Have a first aid kit handy. Label another plastic bag or container as “First Aid” and store it with the medications, so you know where to find emergency supplies. Have gauze, tape, hydrogen peroxide, antibiotic ointment, tweezers, scissors, and diphenhydramine (Benadryl) on hand. See the first aid handouts for more ideas about what to keep in your kit.

Protect yourself. Wash your hands before and after giving your pet any oral or topical medication. Some medications can irritate or be absorbed into human skin, so wear gloves when giving these.

Keep drugs out of reach. Your pet may not recognize medicine as medicine. That chewy pill resembles a yummy treat. That tube of ointment looks like a fun chew toy. Treat your pets as eternal children and keep all medicine out of their reach. Speaking of children, about 60,000 kids visit the emergency room annually after inappropriately taking medicine. Protect pets and children by keeping all drugs out of reach, including over-the-counter products.

"Protect pets and children by keeping all drugs out of reach, including over-the-counter products."

Store medications correctly. Temperature and humidity can alter the effectiveness of medications. It’s essential to store them at the right temperature in a dry place. That means the kitchen pantry is a better drug store than the bathroom cabinet. Refrigerated drugs belong in the fridge. But it is also important to keep room temperature drugs at the correct temperature; do not leave them on the kitchen counter in direct sunlight. Finally, no medication should be left in a hot car or on an icy doorstep. When drugs are delivered to your home, bring them inside immediately.

Never use leftover medicine without permission. If you have leftover antibiotics from your pet’s last infection, do not give them to your pet again without consulting your veterinarian. If her skin rash looks like what she had last spring, call before applying that leftover ointment. Treating a condition with the wrong drug can make matters worse.

Lock up controlled drugs. Keep narcotics and pain relievers in a lock box to help prevent them from falling into the hands of a child or drug abuser. There are many types of lock boxes available that also help organize medications.

"Keep narcotics and pain relievers in a lock box to help prevent them from falling into the hands of a child or drug abuser."

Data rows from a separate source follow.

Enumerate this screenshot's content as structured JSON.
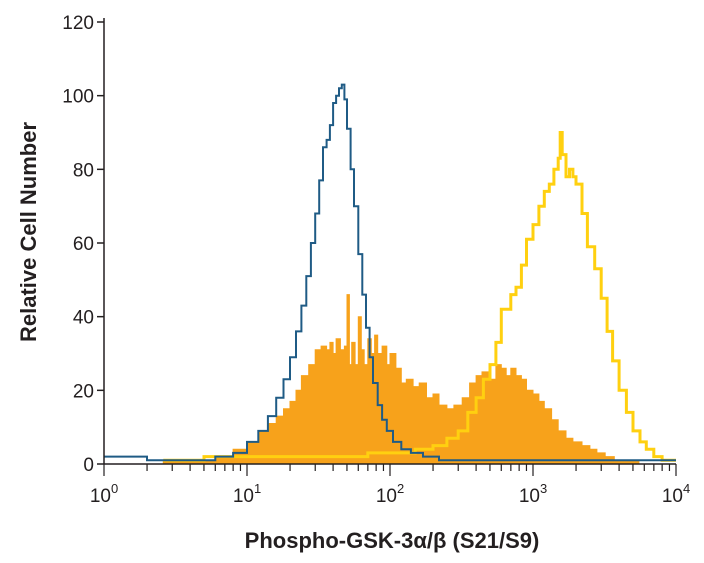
{
  "chart_data": {
    "type": "histogram",
    "xlabel": "Phospho-GSK-3α/β (S21/S9)",
    "ylabel": "Relative Cell Number",
    "x_scale": "log",
    "xlim": [
      1,
      10000
    ],
    "ylim": [
      0,
      120
    ],
    "y_ticks": [
      0,
      20,
      40,
      60,
      80,
      100,
      120
    ],
    "x_tick_labels": [
      {
        "base": "10",
        "exp": "0"
      },
      {
        "base": "10",
        "exp": "1"
      },
      {
        "base": "10",
        "exp": "2"
      },
      {
        "base": "10",
        "exp": "3"
      },
      {
        "base": "10",
        "exp": "4"
      }
    ],
    "grid": false,
    "series": [
      {
        "style": "filled",
        "color": "#f7a21b",
        "points": [
          [
            2.6,
            1
          ],
          [
            4,
            1
          ],
          [
            6,
            2
          ],
          [
            8,
            4
          ],
          [
            10,
            6
          ],
          [
            12,
            9
          ],
          [
            14,
            11
          ],
          [
            16,
            13
          ],
          [
            18,
            15
          ],
          [
            20,
            17
          ],
          [
            22,
            20
          ],
          [
            24,
            24
          ],
          [
            27,
            27
          ],
          [
            30,
            31
          ],
          [
            33,
            32
          ],
          [
            36,
            31
          ],
          [
            38,
            33
          ],
          [
            40,
            30
          ],
          [
            42,
            34
          ],
          [
            45,
            31
          ],
          [
            48,
            32
          ],
          [
            50,
            46
          ],
          [
            52,
            27
          ],
          [
            54,
            33
          ],
          [
            57,
            27
          ],
          [
            60,
            40
          ],
          [
            63,
            31
          ],
          [
            66,
            27
          ],
          [
            70,
            34
          ],
          [
            74,
            30
          ],
          [
            78,
            35
          ],
          [
            82,
            30
          ],
          [
            88,
            32
          ],
          [
            95,
            27
          ],
          [
            100,
            30
          ],
          [
            110,
            26
          ],
          [
            120,
            22
          ],
          [
            130,
            23
          ],
          [
            145,
            21
          ],
          [
            160,
            22
          ],
          [
            180,
            18
          ],
          [
            200,
            19
          ],
          [
            220,
            16
          ],
          [
            250,
            15
          ],
          [
            280,
            16
          ],
          [
            320,
            18
          ],
          [
            360,
            22
          ],
          [
            400,
            24
          ],
          [
            440,
            25
          ],
          [
            500,
            23
          ],
          [
            550,
            27
          ],
          [
            600,
            26
          ],
          [
            650,
            24
          ],
          [
            700,
            26
          ],
          [
            760,
            24
          ],
          [
            830,
            23
          ],
          [
            900,
            20
          ],
          [
            1000,
            19
          ],
          [
            1100,
            17
          ],
          [
            1200,
            15
          ],
          [
            1350,
            12
          ],
          [
            1500,
            9
          ],
          [
            1700,
            7
          ],
          [
            1900,
            6
          ],
          [
            2200,
            5
          ],
          [
            2500,
            4
          ],
          [
            2800,
            3
          ],
          [
            3200,
            2
          ],
          [
            3700,
            1
          ],
          [
            4500,
            1
          ],
          [
            5500,
            1
          ]
        ]
      },
      {
        "style": "outline",
        "color": "#ffd010",
        "points": [
          [
            2.6,
            1
          ],
          [
            5,
            2
          ],
          [
            10,
            2
          ],
          [
            20,
            2
          ],
          [
            40,
            2
          ],
          [
            70,
            3
          ],
          [
            100,
            3
          ],
          [
            150,
            4
          ],
          [
            200,
            5
          ],
          [
            250,
            7
          ],
          [
            300,
            9
          ],
          [
            350,
            14
          ],
          [
            400,
            18
          ],
          [
            450,
            23
          ],
          [
            500,
            27
          ],
          [
            550,
            33
          ],
          [
            600,
            42
          ],
          [
            650,
            42
          ],
          [
            700,
            46
          ],
          [
            760,
            48
          ],
          [
            830,
            54
          ],
          [
            900,
            61
          ],
          [
            1000,
            65
          ],
          [
            1100,
            70
          ],
          [
            1200,
            74
          ],
          [
            1300,
            76
          ],
          [
            1400,
            80
          ],
          [
            1500,
            83
          ],
          [
            1550,
            90
          ],
          [
            1600,
            84
          ],
          [
            1700,
            78
          ],
          [
            1800,
            80
          ],
          [
            1900,
            78
          ],
          [
            2000,
            76
          ],
          [
            2200,
            68
          ],
          [
            2400,
            59
          ],
          [
            2700,
            53
          ],
          [
            3000,
            45
          ],
          [
            3300,
            36
          ],
          [
            3600,
            28
          ],
          [
            4000,
            20
          ],
          [
            4500,
            14
          ],
          [
            5000,
            9
          ],
          [
            5600,
            6
          ],
          [
            6200,
            4
          ],
          [
            7000,
            2
          ],
          [
            8000,
            1
          ],
          [
            10000,
            1
          ]
        ]
      },
      {
        "style": "outline",
        "color": "#1f5b85",
        "points": [
          [
            1,
            2
          ],
          [
            2,
            1
          ],
          [
            4,
            1
          ],
          [
            6,
            2
          ],
          [
            8,
            3
          ],
          [
            10,
            6
          ],
          [
            12,
            9
          ],
          [
            14,
            13
          ],
          [
            16,
            18
          ],
          [
            18,
            23
          ],
          [
            20,
            29
          ],
          [
            22,
            36
          ],
          [
            24,
            43
          ],
          [
            26,
            51
          ],
          [
            28,
            60
          ],
          [
            30,
            68
          ],
          [
            32,
            77
          ],
          [
            34,
            86
          ],
          [
            36,
            88
          ],
          [
            38,
            92
          ],
          [
            40,
            98
          ],
          [
            42,
            100
          ],
          [
            44,
            102
          ],
          [
            46,
            103
          ],
          [
            48,
            99
          ],
          [
            50,
            91
          ],
          [
            53,
            80
          ],
          [
            56,
            70
          ],
          [
            60,
            57
          ],
          [
            64,
            46
          ],
          [
            68,
            37
          ],
          [
            72,
            29
          ],
          [
            76,
            22
          ],
          [
            82,
            16
          ],
          [
            88,
            12
          ],
          [
            95,
            9
          ],
          [
            105,
            6
          ],
          [
            120,
            4
          ],
          [
            140,
            3
          ],
          [
            170,
            2
          ],
          [
            220,
            1
          ],
          [
            400,
            1
          ],
          [
            1000,
            1
          ],
          [
            10000,
            1
          ]
        ]
      }
    ]
  }
}
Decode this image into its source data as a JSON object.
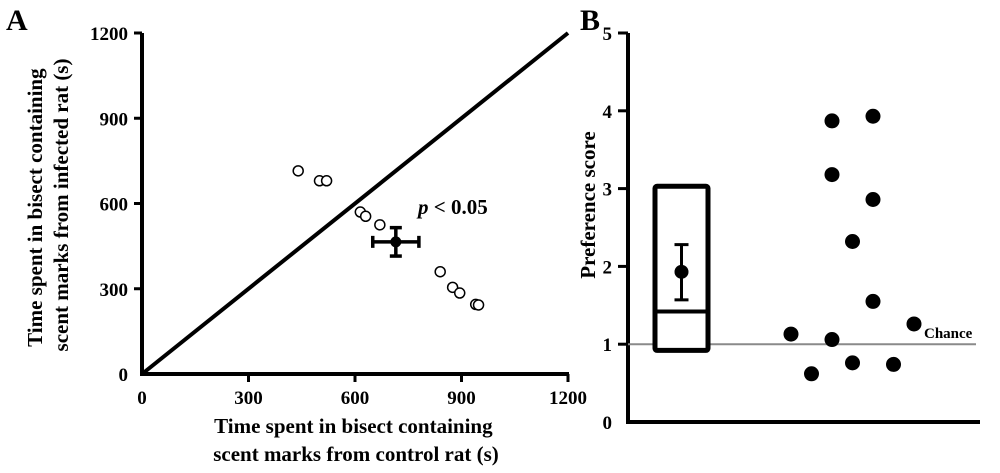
{
  "chart_data": [
    {
      "type": "scatter",
      "panel_label": "A",
      "xlabel_lines": [
        "Time spent in bisect containing",
        "scent marks from control rat (s)"
      ],
      "ylabel_lines": [
        "Time spent in bisect containing",
        "scent marks from infected rat (s)"
      ],
      "xlim": [
        0,
        1200
      ],
      "ylim": [
        0,
        1200
      ],
      "xticks": [
        0,
        300,
        600,
        900,
        1200
      ],
      "yticks": [
        0,
        300,
        600,
        900,
        1200
      ],
      "identity_line": true,
      "annotation": "p < 0.05",
      "points": [
        {
          "x": 440,
          "y": 715
        },
        {
          "x": 500,
          "y": 680
        },
        {
          "x": 520,
          "y": 680
        },
        {
          "x": 615,
          "y": 570
        },
        {
          "x": 630,
          "y": 555
        },
        {
          "x": 670,
          "y": 525
        },
        {
          "x": 840,
          "y": 360
        },
        {
          "x": 875,
          "y": 305
        },
        {
          "x": 895,
          "y": 285
        },
        {
          "x": 940,
          "y": 245
        },
        {
          "x": 948,
          "y": 243
        }
      ],
      "mean": {
        "x": 715,
        "y": 465,
        "x_err": 65,
        "y_err": 50
      }
    },
    {
      "type": "scatter",
      "panel_label": "B",
      "ylabel": "Preference score",
      "ylim": [
        0,
        5
      ],
      "yticks": [
        0,
        1,
        2,
        3,
        4,
        5
      ],
      "reference_line": {
        "y": 1,
        "label": "Chance"
      },
      "points": [
        {
          "x": 1,
          "y": 1.13
        },
        {
          "x": 2,
          "y": 0.62
        },
        {
          "x": 3,
          "y": 3.87
        },
        {
          "x": 3,
          "y": 3.18
        },
        {
          "x": 3,
          "y": 1.06
        },
        {
          "x": 4,
          "y": 2.32
        },
        {
          "x": 4,
          "y": 0.76
        },
        {
          "x": 5,
          "y": 3.93
        },
        {
          "x": 5,
          "y": 2.86
        },
        {
          "x": 5,
          "y": 1.55
        },
        {
          "x": 6,
          "y": 0.74
        },
        {
          "x": 7,
          "y": 1.26
        }
      ],
      "box": {
        "low": 0.92,
        "high": 3.03,
        "median": 1.42,
        "mean": 1.93,
        "err_low": 1.57,
        "err_high": 2.28
      }
    }
  ]
}
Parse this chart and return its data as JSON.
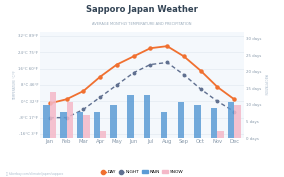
{
  "title": "Sapporo Japan Weather",
  "subtitle": "AVERAGE MONTHLY TEMPERATURE AND PRECIPITATION",
  "months": [
    "Jan",
    "Feb",
    "Mar",
    "Apr",
    "May",
    "Jun",
    "Jul",
    "Aug",
    "Sep",
    "Oct",
    "Nov",
    "Dec"
  ],
  "day_temp": [
    -1,
    1,
    5,
    12,
    18,
    22,
    26,
    27,
    22,
    15,
    7,
    1
  ],
  "night_temp": [
    -8,
    -8,
    -4,
    2,
    8,
    14,
    18,
    19,
    13,
    6,
    0,
    -5
  ],
  "rain_days": [
    10,
    8,
    8,
    8,
    10,
    13,
    13,
    8,
    11,
    10,
    9,
    11
  ],
  "snow_days": [
    14,
    11,
    7,
    2,
    0,
    0,
    0,
    0,
    0,
    0,
    2,
    10
  ],
  "y_left_ticks": [
    -16,
    -8,
    0,
    8,
    16,
    24,
    32
  ],
  "y_left_labels": [
    "-16°C 3°F",
    "-8°C 17°F",
    "0°C 32°F",
    "8°C 46°F",
    "16°C 60°F",
    "24°C 75°F",
    "32°C 89°F"
  ],
  "y_right_ticks": [
    0,
    5,
    10,
    15,
    20,
    25,
    30
  ],
  "y_right_labels": [
    "0 days",
    "5 days",
    "10 days",
    "15 days",
    "20 days",
    "25 days",
    "30 days"
  ],
  "day_color": "#f07030",
  "night_color": "#607090",
  "rain_color": "#5b9bd5",
  "snow_color": "#f4b8c8",
  "bg_color": "#ffffff",
  "plot_bg": "#f4f8fc",
  "grid_color": "#e8eef4",
  "title_color": "#334455",
  "subtitle_color": "#9aabbb",
  "tick_color": "#8899aa",
  "ylim_left": [
    -18,
    34
  ],
  "ylim_right": [
    0,
    32
  ],
  "bar_width": 0.38,
  "footer": "hikerbay.com/climate/japan/sapporo"
}
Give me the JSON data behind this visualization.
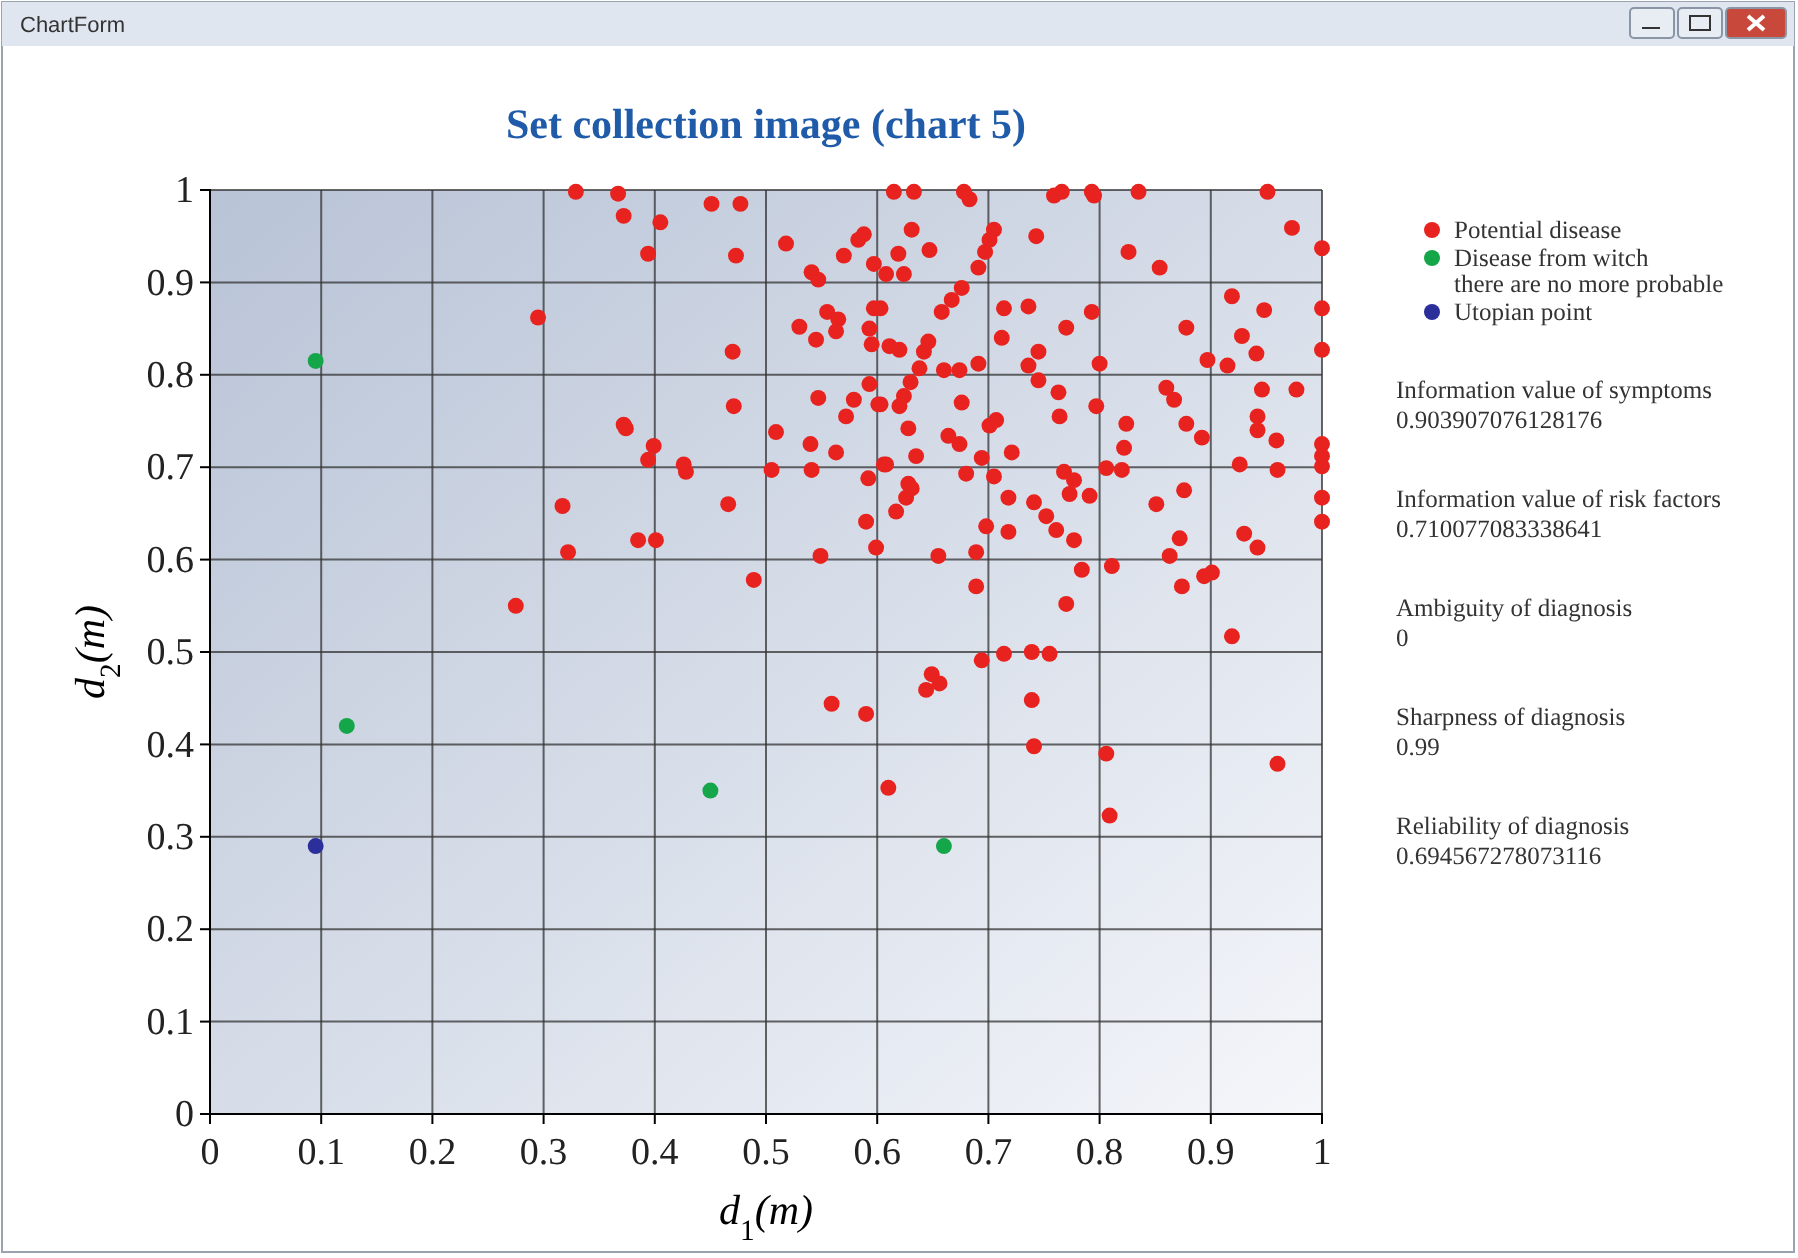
{
  "chart_data": {
    "type": "scatter",
    "title": "Set collection image (chart 5)",
    "xlabel": "d$_{1}$(m)",
    "ylabel": "d$_{2}$(m)",
    "xlim": [
      0,
      1
    ],
    "ylim": [
      0,
      1
    ],
    "xticks": [
      0,
      0.1,
      0.2,
      0.3,
      0.4,
      0.5,
      0.6,
      0.7,
      0.8,
      0.9,
      1
    ],
    "yticks": [
      0,
      0.1,
      0.2,
      0.3,
      0.4,
      0.5,
      0.6,
      0.7,
      0.8,
      0.9,
      1
    ],
    "grid": true,
    "legend": "top right",
    "marker": "circle",
    "annotations": [
      "ChartForm",
      "Information value of symptoms\n0.903907076128176",
      "Information value of risk factors\n0.710077083338641",
      "Ambiguity of diagnosis\n0",
      "Sharpness of diagnosis\n0.99",
      "Reliability of diagnosis\n0.694567278073116"
    ],
    "series": [
      {
        "name": "Potential disease",
        "color": "#e8231f",
        "x": [
          0.615,
          0.633,
          0.678,
          0.683,
          0.759,
          0.766,
          0.793,
          0.795,
          0.835,
          0.951,
          0.631,
          0.647,
          0.619,
          0.608,
          0.624,
          0.705,
          0.701,
          0.697,
          0.691,
          0.743,
          0.826,
          0.854,
          0.973,
          1.0,
          0.676,
          0.667,
          0.658,
          0.714,
          0.736,
          0.793,
          0.77,
          0.712,
          0.646,
          0.642,
          0.611,
          0.62,
          0.745,
          0.736,
          0.691,
          0.674,
          0.66,
          0.638,
          0.8,
          0.878,
          0.919,
          0.948,
          1.0,
          0.928,
          0.941,
          0.897,
          0.915,
          1.0,
          0.63,
          0.624,
          0.62,
          0.603,
          0.676,
          0.628,
          0.745,
          0.763,
          0.764,
          0.797,
          0.707,
          0.701,
          0.664,
          0.674,
          0.635,
          0.694,
          0.721,
          0.608,
          0.86,
          0.867,
          0.824,
          0.822,
          0.878,
          0.892,
          0.946,
          0.977,
          0.942,
          0.942,
          0.959,
          1.0,
          1.0,
          1.0,
          0.926,
          0.96,
          0.806,
          0.82,
          0.68,
          0.705,
          0.768,
          0.777,
          0.773,
          0.791,
          0.628,
          0.631,
          0.626,
          0.617,
          0.718,
          0.741,
          0.752,
          0.761,
          0.777,
          0.718,
          0.698,
          0.689,
          0.655,
          0.851,
          0.876,
          0.872,
          0.863,
          0.93,
          0.942,
          1.0,
          1.0,
          0.784,
          0.811,
          0.689,
          0.874,
          0.894,
          0.901,
          0.77,
          0.919,
          0.329,
          0.367,
          0.372,
          0.405,
          0.394,
          0.451,
          0.477,
          0.473,
          0.518,
          0.588,
          0.583,
          0.57,
          0.597,
          0.541,
          0.547,
          0.295,
          0.47,
          0.53,
          0.545,
          0.555,
          0.563,
          0.565,
          0.593,
          0.597,
          0.595,
          0.603,
          0.593,
          0.547,
          0.579,
          0.572,
          0.601,
          0.471,
          0.372,
          0.374,
          0.509,
          0.54,
          0.563,
          0.399,
          0.394,
          0.426,
          0.428,
          0.505,
          0.541,
          0.606,
          0.592,
          0.317,
          0.466,
          0.59,
          0.322,
          0.385,
          0.401,
          0.489,
          0.549,
          0.599,
          0.275,
          0.694,
          0.714,
          0.739,
          0.755,
          0.649,
          0.656,
          0.644,
          0.559,
          0.59,
          0.739,
          0.741,
          0.806,
          0.96,
          0.61,
          0.809
        ],
        "values": [
          0.998,
          0.998,
          0.998,
          0.99,
          0.994,
          0.998,
          0.998,
          0.994,
          0.998,
          0.998,
          0.957,
          0.935,
          0.931,
          0.909,
          0.909,
          0.957,
          0.946,
          0.933,
          0.916,
          0.95,
          0.933,
          0.916,
          0.959,
          0.937,
          0.894,
          0.881,
          0.868,
          0.872,
          0.874,
          0.868,
          0.851,
          0.84,
          0.836,
          0.825,
          0.831,
          0.827,
          0.825,
          0.81,
          0.812,
          0.805,
          0.805,
          0.807,
          0.812,
          0.851,
          0.885,
          0.87,
          0.872,
          0.842,
          0.823,
          0.816,
          0.81,
          0.827,
          0.792,
          0.777,
          0.766,
          0.768,
          0.77,
          0.742,
          0.794,
          0.781,
          0.755,
          0.766,
          0.751,
          0.745,
          0.734,
          0.725,
          0.712,
          0.71,
          0.716,
          0.703,
          0.786,
          0.773,
          0.747,
          0.721,
          0.747,
          0.732,
          0.784,
          0.784,
          0.755,
          0.74,
          0.729,
          0.725,
          0.712,
          0.701,
          0.703,
          0.697,
          0.699,
          0.697,
          0.693,
          0.69,
          0.695,
          0.686,
          0.671,
          0.669,
          0.682,
          0.677,
          0.667,
          0.652,
          0.667,
          0.662,
          0.647,
          0.632,
          0.621,
          0.63,
          0.636,
          0.608,
          0.604,
          0.66,
          0.675,
          0.623,
          0.604,
          0.628,
          0.613,
          0.667,
          0.641,
          0.589,
          0.593,
          0.571,
          0.571,
          0.582,
          0.586,
          0.552,
          0.517,
          0.998,
          0.996,
          0.972,
          0.965,
          0.931,
          0.985,
          0.985,
          0.929,
          0.942,
          0.952,
          0.946,
          0.929,
          0.92,
          0.911,
          0.903,
          0.862,
          0.825,
          0.852,
          0.838,
          0.868,
          0.847,
          0.86,
          0.85,
          0.872,
          0.833,
          0.872,
          0.79,
          0.775,
          0.773,
          0.755,
          0.768,
          0.766,
          0.746,
          0.742,
          0.738,
          0.725,
          0.716,
          0.723,
          0.708,
          0.703,
          0.695,
          0.697,
          0.697,
          0.703,
          0.688,
          0.658,
          0.66,
          0.641,
          0.608,
          0.621,
          0.621,
          0.578,
          0.604,
          0.613,
          0.55,
          0.491,
          0.498,
          0.5,
          0.498,
          0.476,
          0.466,
          0.459,
          0.444,
          0.433,
          0.448,
          0.398,
          0.39,
          0.379,
          0.353,
          0.323
        ]
      },
      {
        "name": "Disease from witch\nthere are no more probable",
        "color": "#16a64a",
        "x": [
          0.095,
          0.123,
          0.45,
          0.66
        ],
        "values": [
          0.815,
          0.42,
          0.35,
          0.29
        ]
      },
      {
        "name": "Utopian point",
        "color": "#2b2f9a",
        "x": [
          0.095
        ],
        "values": [
          0.29
        ]
      }
    ]
  }
}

Open medicine containers on a flat surface. A level surface will minimize the spilling of liquids and prevent spilled liquids and pills from reaching the floor where curious pets can lap them up.

How do I dispose of medications properly?

Take them back. Even if you received your pet’s medication from the veterinarian, most human pharmacies will willingly take back unused or expired medications and dispose of them properly for you.

Participate in community programs. Drug take-back days sponsored by community organizations, law enforcement agencies, government programs, or pharmaceutical companies are available in many areas. Look for dates of the next organized effort in your community.

Take medications out of their original containers. You can place unused pills in the garbage, but it is best to take them out of the prescription bottle first. This reduces the risk of having someone else use them. Most people, even drug abusers, hesitate to consume an unidentified drug.

"You can place unused pills in the garbage, but it is best to take them out of the prescription bottle first."

Mix it up. To further deter misuse of discarded medications, mix them with undesirable substances. Placing crushed pills in a bag or can with used coffee grounds or dirty kitty litter will likely deter anyone from “recycling” them.

Use the drain. Some liquid medications (ear flush, shampoo, antibiotics) or pills dissolved in water can be safely washed down the drain or flushed down the toilet. Only do this if the medicine label indicates that it is safe to do so, as some medications may contaminate the environment downstream. Flush the toilet several times and wash out the sink with lots of running water afterward.